Catalan party threatens 'mass' civil disobedience
BARCELONA - Agence France-Presse
A far-left Catalan party yesterday threatened "massive civil disobedience" if Spain dismisses the region's government to stave off its threat to declare independence.
The Popular Unity Candidacy (CUP) party denounced Madrid's plans as the "biggest aggression" against the Catalan people since the Franco dictatorship.
"This aggression will receive a response in the form of massive civil disobedience," said the party in a statement.
The CUP's threat upped the stakes in the standoff over Catalan independence.
Half a million angry separatists took to the streets of Barcelona on Oct. 21 after Spanish Prime Minister Mariano Rajoy announced he would remove Catalan leader Carles Puigdemont and his executive.

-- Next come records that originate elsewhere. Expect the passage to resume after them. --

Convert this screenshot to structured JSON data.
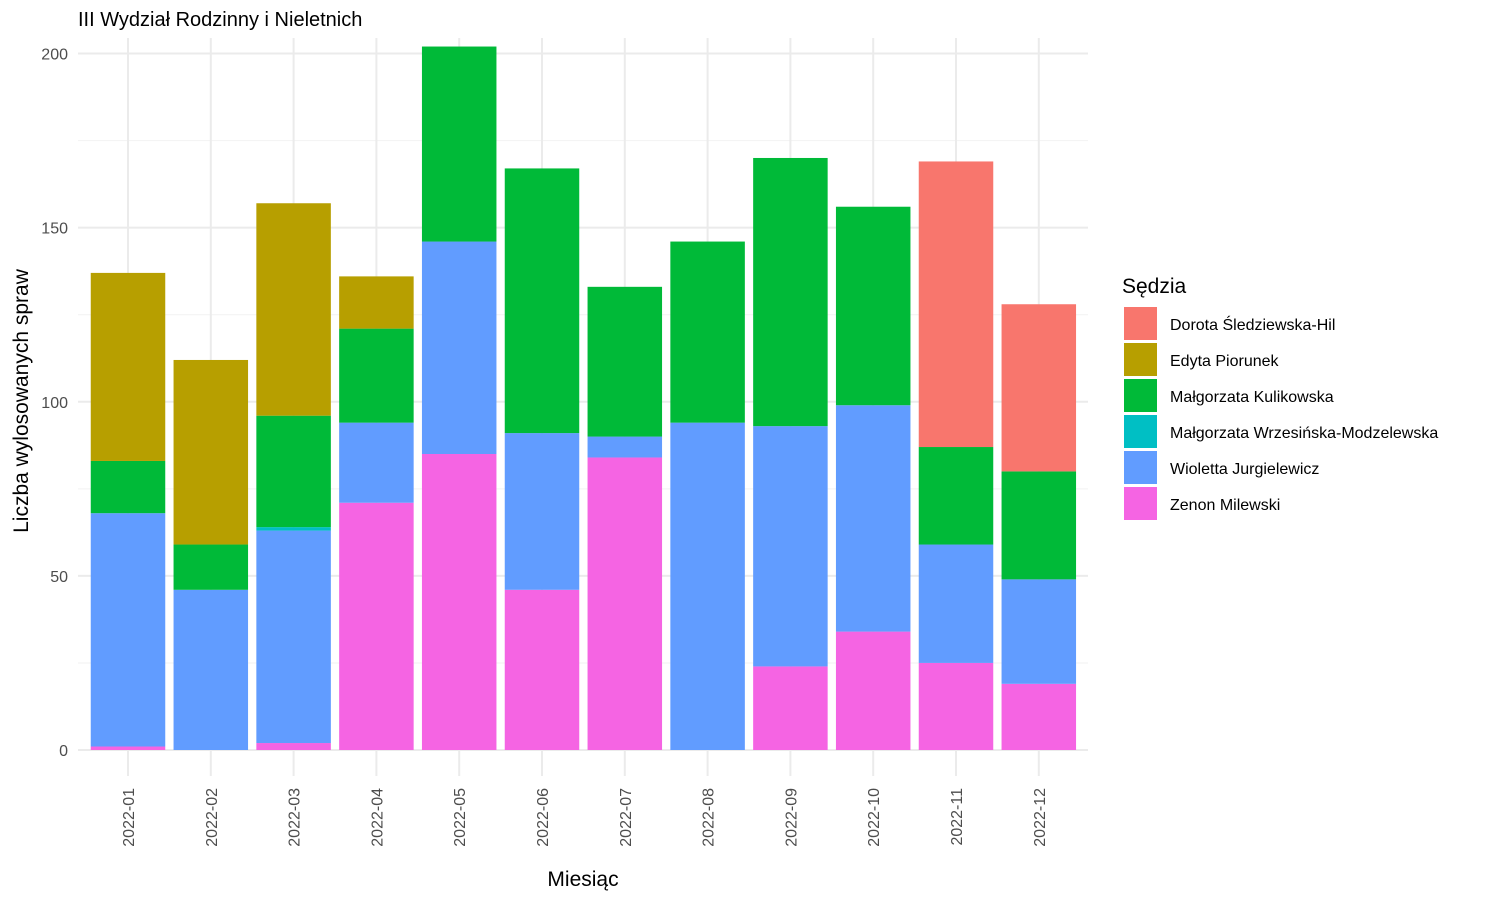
{
  "chart_data": {
    "type": "bar",
    "stacked": true,
    "title": "III Wydział Rodzinny i Nieletnich",
    "xlabel": "Miesiąc",
    "ylabel": "Liczba wylosowanych spraw",
    "ylim": [
      0,
      210
    ],
    "yticks": [
      0,
      50,
      100,
      150,
      200
    ],
    "grid": true,
    "legend_title": "Sędzia",
    "legend_position": "right",
    "categories": [
      "2022-01",
      "2022-02",
      "2022-03",
      "2022-04",
      "2022-05",
      "2022-06",
      "2022-07",
      "2022-08",
      "2022-09",
      "2022-10",
      "2022-11",
      "2022-12"
    ],
    "series": [
      {
        "name": "Dorota Śledziewska-Hil",
        "color": "#F8766D",
        "values": [
          0,
          0,
          0,
          0,
          0,
          0,
          0,
          0,
          0,
          0,
          82,
          48
        ]
      },
      {
        "name": "Edyta Piorunek",
        "color": "#B79F00",
        "values": [
          54,
          53,
          61,
          15,
          0,
          0,
          0,
          0,
          0,
          0,
          0,
          0
        ]
      },
      {
        "name": "Małgorzata Kulikowska",
        "color": "#00BA38",
        "values": [
          15,
          13,
          32,
          27,
          56,
          76,
          43,
          52,
          77,
          57,
          28,
          31
        ]
      },
      {
        "name": "Małgorzata Wrzesińska-Modzelewska",
        "color": "#00BFC4",
        "values": [
          0,
          0,
          1,
          0,
          0,
          0,
          0,
          0,
          0,
          0,
          0,
          0
        ]
      },
      {
        "name": "Wioletta Jurgielewicz",
        "color": "#619CFF",
        "values": [
          67,
          46,
          61,
          23,
          61,
          45,
          6,
          94,
          69,
          65,
          34,
          30
        ]
      },
      {
        "name": "Zenon Milewski",
        "color": "#F564E3",
        "values": [
          1,
          0,
          2,
          71,
          85,
          46,
          84,
          0,
          24,
          34,
          25,
          19
        ]
      }
    ]
  }
}
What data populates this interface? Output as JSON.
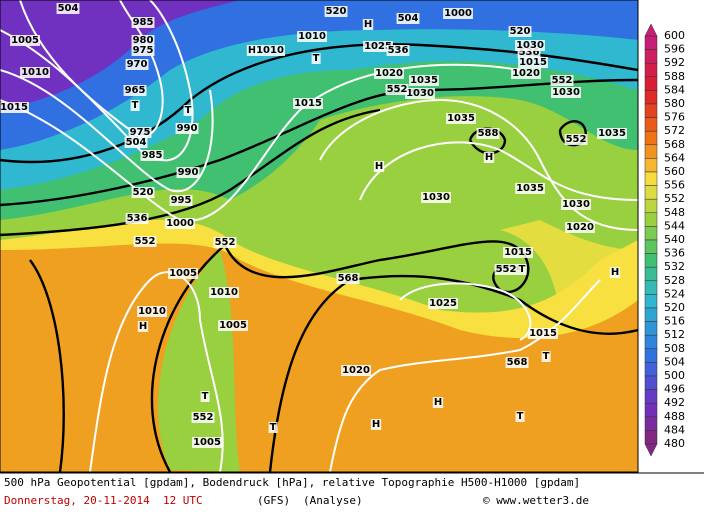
{
  "map_labels": [
    "504",
    "985",
    "980",
    "975",
    "970",
    "965",
    "T",
    "975",
    "504",
    "985",
    "1005",
    "1010",
    "1015",
    "T",
    "990",
    "990",
    "520",
    "995",
    "536",
    "1000",
    "552",
    "552",
    "1005",
    "1010",
    "1010",
    "H",
    "1005",
    "T",
    "552",
    "1005",
    "T",
    "1020",
    "H",
    "H",
    "T",
    "568",
    "1025",
    "552",
    "T",
    "1015",
    "1015",
    "568",
    "T",
    "H",
    "1020",
    "1030",
    "1035",
    "1030",
    "H",
    "H",
    "588",
    "1035",
    "1030",
    "1035",
    "552",
    "1020",
    "1015",
    "552",
    "1030",
    "552",
    "1035",
    "520",
    "H",
    "504",
    "1000",
    "520",
    "536",
    "1025",
    "536",
    "H",
    "1010",
    "T",
    "1010",
    "1020",
    "1030",
    "1015"
  ],
  "scale": {
    "labels": [
      600,
      596,
      592,
      588,
      584,
      580,
      576,
      572,
      568,
      564,
      560,
      556,
      552,
      548,
      544,
      540,
      536,
      532,
      528,
      524,
      520,
      516,
      512,
      508,
      504,
      500,
      496,
      492,
      488,
      484,
      480
    ]
  },
  "footer": {
    "caption": "500 hPa Geopotential [gpdam], Bodendruck [hPa], relative Topographie H500-H1000 [gpdam]",
    "date": "Donnerstag, 20-11-2014  12 UTC",
    "model": "(GFS)",
    "run": "(Analyse)",
    "credit": "© www.wetter3.de"
  }
}
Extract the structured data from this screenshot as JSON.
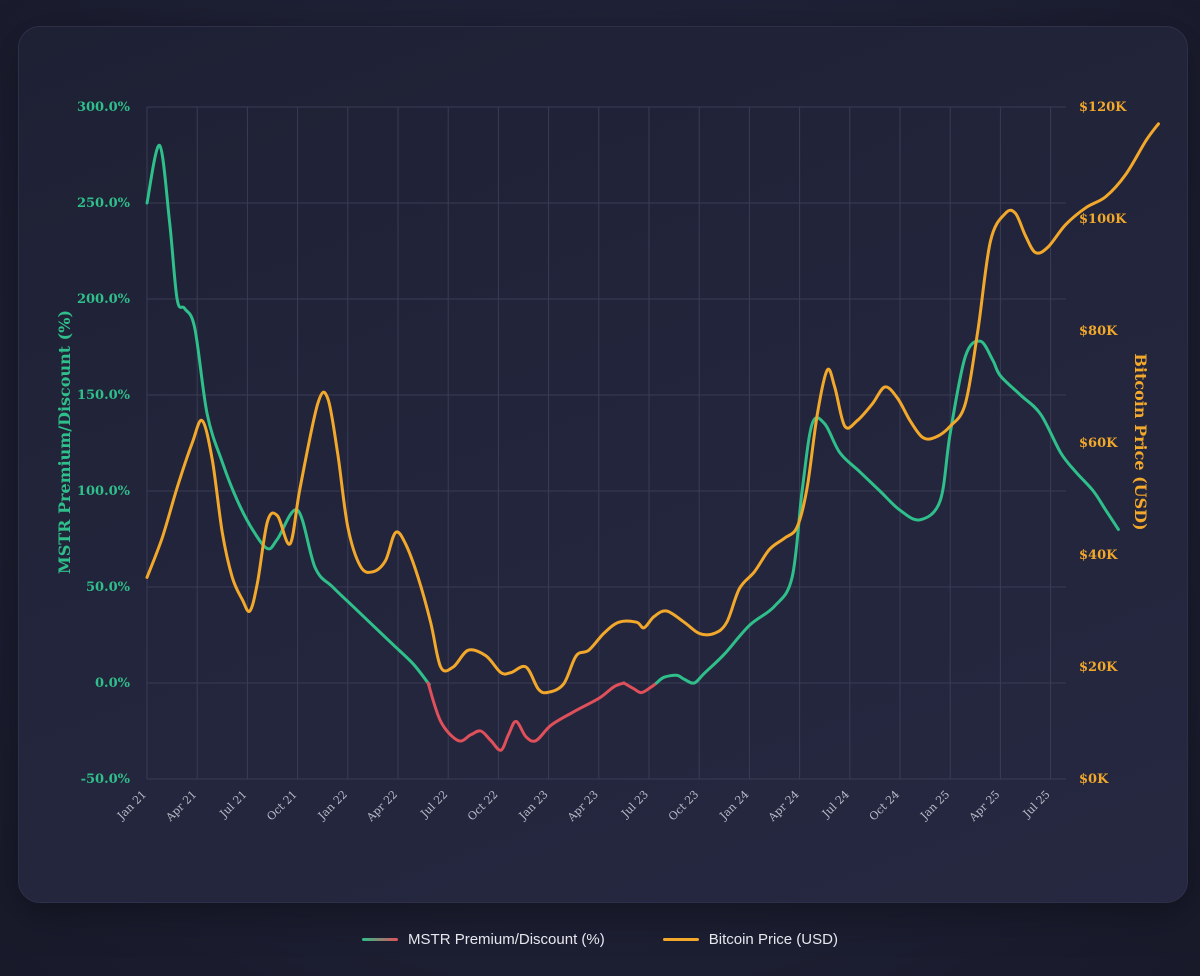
{
  "chart_data": {
    "type": "line",
    "x": [
      "Jan 21",
      "Apr 21",
      "Jul 21",
      "Oct 21",
      "Jan 22",
      "Apr 22",
      "Jul 22",
      "Oct 22",
      "Jan 23",
      "Apr 23",
      "Jul 23",
      "Oct 23",
      "Jan 24",
      "Apr 24",
      "Jul 24",
      "Oct 24",
      "Jan 25",
      "Apr 25",
      "Jul 25"
    ],
    "x_tick_labels": [
      "Jan 21",
      "Apr 21",
      "Jul 21",
      "Oct 21",
      "Jan 22",
      "Apr 22",
      "Jul 22",
      "Oct 22",
      "Jan 23",
      "Apr 23",
      "Jul 23",
      "Oct 23",
      "Jan 24",
      "Apr 24",
      "Jul 24",
      "Oct 24",
      "Jan 25",
      "Apr 25",
      "Jul 25"
    ],
    "y_left": {
      "label": "MSTR Premium/Discount (%)",
      "ylim": [
        -50,
        300
      ],
      "ticks": [
        300,
        250,
        200,
        150,
        100,
        50,
        0,
        -50
      ],
      "tick_labels": [
        "300.0%",
        "250.0%",
        "200.0%",
        "150.0%",
        "100.0%",
        "50.0%",
        "0.0%",
        "-50.0%"
      ]
    },
    "y_right": {
      "label": "Bitcoin Price (USD)",
      "ylim": [
        0,
        120000
      ],
      "ticks": [
        120000,
        100000,
        80000,
        60000,
        40000,
        20000,
        0
      ],
      "tick_labels": [
        "$120K",
        "$100K",
        "$80K",
        "$60K",
        "$40K",
        "$20K",
        "$0K"
      ]
    },
    "series": [
      {
        "name": "MSTR Premium/Discount (%)",
        "axis": "left",
        "color_positive": "#2fbf8a",
        "color_negative": "#e0505a",
        "points": [
          [
            0.0,
            250
          ],
          [
            0.25,
            280
          ],
          [
            0.45,
            240
          ],
          [
            0.6,
            200
          ],
          [
            0.75,
            195
          ],
          [
            0.95,
            185
          ],
          [
            1.2,
            140
          ],
          [
            1.5,
            115
          ],
          [
            1.8,
            95
          ],
          [
            2.1,
            80
          ],
          [
            2.4,
            70
          ],
          [
            2.6,
            75
          ],
          [
            3.0,
            90
          ],
          [
            3.35,
            60
          ],
          [
            3.7,
            50
          ],
          [
            4.1,
            40
          ],
          [
            4.5,
            30
          ],
          [
            4.9,
            20
          ],
          [
            5.3,
            10
          ],
          [
            5.6,
            0
          ],
          [
            5.85,
            -20
          ],
          [
            6.2,
            -30
          ],
          [
            6.45,
            -27
          ],
          [
            6.65,
            -25
          ],
          [
            6.85,
            -30
          ],
          [
            7.05,
            -35
          ],
          [
            7.2,
            -27
          ],
          [
            7.35,
            -20
          ],
          [
            7.55,
            -28
          ],
          [
            7.75,
            -30
          ],
          [
            8.05,
            -22
          ],
          [
            8.5,
            -15
          ],
          [
            9.0,
            -8
          ],
          [
            9.3,
            -2
          ],
          [
            9.5,
            0
          ],
          [
            9.7,
            -3
          ],
          [
            9.85,
            -5
          ],
          [
            10.05,
            -2
          ],
          [
            10.3,
            3
          ],
          [
            10.55,
            4
          ],
          [
            10.7,
            2
          ],
          [
            10.9,
            0
          ],
          [
            11.1,
            5
          ],
          [
            11.5,
            15
          ],
          [
            12.0,
            30
          ],
          [
            12.5,
            40
          ],
          [
            12.85,
            55
          ],
          [
            13.05,
            100
          ],
          [
            13.25,
            135
          ],
          [
            13.5,
            135
          ],
          [
            13.8,
            120
          ],
          [
            14.2,
            110
          ],
          [
            14.6,
            100
          ],
          [
            15.0,
            90
          ],
          [
            15.4,
            85
          ],
          [
            15.8,
            95
          ],
          [
            16.0,
            130
          ],
          [
            16.3,
            170
          ],
          [
            16.6,
            178
          ],
          [
            16.85,
            168
          ],
          [
            17.0,
            160
          ],
          [
            17.4,
            150
          ],
          [
            17.8,
            140
          ],
          [
            18.2,
            120
          ],
          [
            18.5,
            110
          ],
          [
            18.85,
            100
          ],
          [
            19.1,
            90
          ],
          [
            19.35,
            80
          ]
        ]
      },
      {
        "name": "Bitcoin Price (USD)",
        "axis": "right",
        "color": "#f2a82a",
        "points": [
          [
            0.0,
            36000
          ],
          [
            0.3,
            43000
          ],
          [
            0.6,
            52000
          ],
          [
            0.9,
            60000
          ],
          [
            1.1,
            64000
          ],
          [
            1.3,
            57000
          ],
          [
            1.5,
            44000
          ],
          [
            1.7,
            36000
          ],
          [
            1.9,
            32000
          ],
          [
            2.05,
            30000
          ],
          [
            2.2,
            35000
          ],
          [
            2.4,
            46000
          ],
          [
            2.6,
            47000
          ],
          [
            2.85,
            42000
          ],
          [
            3.05,
            52000
          ],
          [
            3.4,
            67000
          ],
          [
            3.6,
            68000
          ],
          [
            3.8,
            58000
          ],
          [
            4.0,
            45000
          ],
          [
            4.25,
            38000
          ],
          [
            4.5,
            37000
          ],
          [
            4.75,
            39000
          ],
          [
            4.95,
            44000
          ],
          [
            5.15,
            42000
          ],
          [
            5.4,
            36000
          ],
          [
            5.65,
            28000
          ],
          [
            5.85,
            20000
          ],
          [
            6.1,
            20000
          ],
          [
            6.4,
            23000
          ],
          [
            6.75,
            22000
          ],
          [
            7.05,
            19000
          ],
          [
            7.25,
            19000
          ],
          [
            7.55,
            20000
          ],
          [
            7.8,
            16000
          ],
          [
            8.0,
            15500
          ],
          [
            8.3,
            17000
          ],
          [
            8.55,
            22000
          ],
          [
            8.8,
            23000
          ],
          [
            9.1,
            26000
          ],
          [
            9.4,
            28000
          ],
          [
            9.75,
            28000
          ],
          [
            9.9,
            27000
          ],
          [
            10.1,
            29000
          ],
          [
            10.35,
            30000
          ],
          [
            10.7,
            28000
          ],
          [
            11.0,
            26000
          ],
          [
            11.3,
            26000
          ],
          [
            11.55,
            28000
          ],
          [
            11.8,
            34000
          ],
          [
            12.1,
            37000
          ],
          [
            12.4,
            41000
          ],
          [
            12.7,
            43000
          ],
          [
            12.95,
            45000
          ],
          [
            13.15,
            52000
          ],
          [
            13.35,
            65000
          ],
          [
            13.55,
            73000
          ],
          [
            13.7,
            70000
          ],
          [
            13.9,
            63000
          ],
          [
            14.15,
            64000
          ],
          [
            14.45,
            67000
          ],
          [
            14.7,
            70000
          ],
          [
            14.95,
            68000
          ],
          [
            15.2,
            64000
          ],
          [
            15.45,
            61000
          ],
          [
            15.7,
            61000
          ],
          [
            16.0,
            63000
          ],
          [
            16.3,
            67000
          ],
          [
            16.55,
            80000
          ],
          [
            16.8,
            96000
          ],
          [
            17.1,
            101000
          ],
          [
            17.3,
            101000
          ],
          [
            17.5,
            97000
          ],
          [
            17.7,
            94000
          ],
          [
            17.95,
            95000
          ],
          [
            18.3,
            99000
          ],
          [
            18.7,
            102000
          ],
          [
            19.1,
            104000
          ],
          [
            19.5,
            108000
          ],
          [
            19.9,
            114000
          ],
          [
            20.15,
            117000
          ]
        ]
      }
    ],
    "legend": {
      "placement": "bottom-center",
      "items": [
        {
          "label": "MSTR Premium/Discount (%)",
          "color_from": "#2fbf8a",
          "color_to": "#e0505a"
        },
        {
          "label": "Bitcoin Price (USD)",
          "color_from": "#f2a82a",
          "color_to": "#f2a82a"
        }
      ]
    },
    "grid": true
  }
}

Rajoy said Madrid would take control of ministries under unprecedented measures to stop the region breaking away.
The CUP is a key ally of the ruling separatist coalition in the regional parliament.
"What happens now, with everyone in agreement and unity, is that we will announce what we will do and how," Catalan government spokesman Jordi Turull said.
He denounced what he called "a fully-fledged coup against Catalan institutions.”
Deputy Prime Minister Soraya Saenz de Santamaria said yesterday Puigdemont would lose all his powers once the measures were approved.
The crisis has rattled a EU that is already grappling with Brexit. Against the backdrop of Catalonia's push for independence, two of Italy's wealthiest regions on Oct. 22 voted in favour of greater autonomy.
The referendums in Veneto and Lombardy are not binding and the organizers stressed they were seeking greater autonomy and to reduce their regions' tax contributions to Rome rather than looking to secede.